The bottom of the fourth saw a familiar pattern as of late emerge. Senzatela was working quickly but issued a two-out walk to Jake Lamb. Naturally, the Diamondbacks made him pay for it with a groundball single from Daniel Descalso that would not have been a hit if the first baseman didn’t need to hold the runner on, and a triple into the left-center field gap from Nick Ahmed to extend the home team’s lead to 3-0.
Desmond gave the Rockies some life by collecting the Rockies first hit of the game with his homer in the fifth but Arizona pulled away thanks to a sloppy sixth.
After getting Pollock to ground out, Senzatela walked Souza, ending his afternoon. Chris Rusin came on and got exactly what he was looking for, a groundball to second base that should have resulted in an inning-ending double play. Unfortunately for him and the Rockies, rookie Garrett Hampson—making just his second MLB start—could not handle the grounder as it ricocheted off his body too far for him to record even a single out.
Rusin then lost Daniel Descalso, loading the bases with a walk. Manager Bud Black decided then to go with the rarely-used rookie Yency Almonte. The righty who has only tossed four innings in relief in his entire baseball playing career, couldn’t find his command against Ahmed, issuing a four-pitch walk to bring in a run.

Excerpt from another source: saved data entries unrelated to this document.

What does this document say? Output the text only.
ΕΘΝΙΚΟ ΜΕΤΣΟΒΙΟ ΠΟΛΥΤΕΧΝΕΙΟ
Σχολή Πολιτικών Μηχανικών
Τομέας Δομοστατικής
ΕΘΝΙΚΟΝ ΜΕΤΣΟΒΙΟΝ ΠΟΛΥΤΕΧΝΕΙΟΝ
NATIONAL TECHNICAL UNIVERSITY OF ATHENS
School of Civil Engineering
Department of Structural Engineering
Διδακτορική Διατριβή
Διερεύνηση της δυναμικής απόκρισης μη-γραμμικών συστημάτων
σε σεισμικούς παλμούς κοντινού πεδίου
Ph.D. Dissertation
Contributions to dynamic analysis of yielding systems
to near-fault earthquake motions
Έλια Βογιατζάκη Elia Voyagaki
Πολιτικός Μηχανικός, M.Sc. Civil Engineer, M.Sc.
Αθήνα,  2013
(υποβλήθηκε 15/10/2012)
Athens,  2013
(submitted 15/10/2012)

After a mound visit from catcher Tom Murphy, Almonte grooved a fastball to Jeff Mathis, scoring a pair, and putting away the 6-1 win for Arizona.
What’s Next:
After an off day on Monday, the Rockies return home for an odd two-game set against the defending World Series Champions, the Houston Astros. Tyler Anderson faces off against Gerrit Cole on Tuesday. First pitch at 6:40 Mountain Time.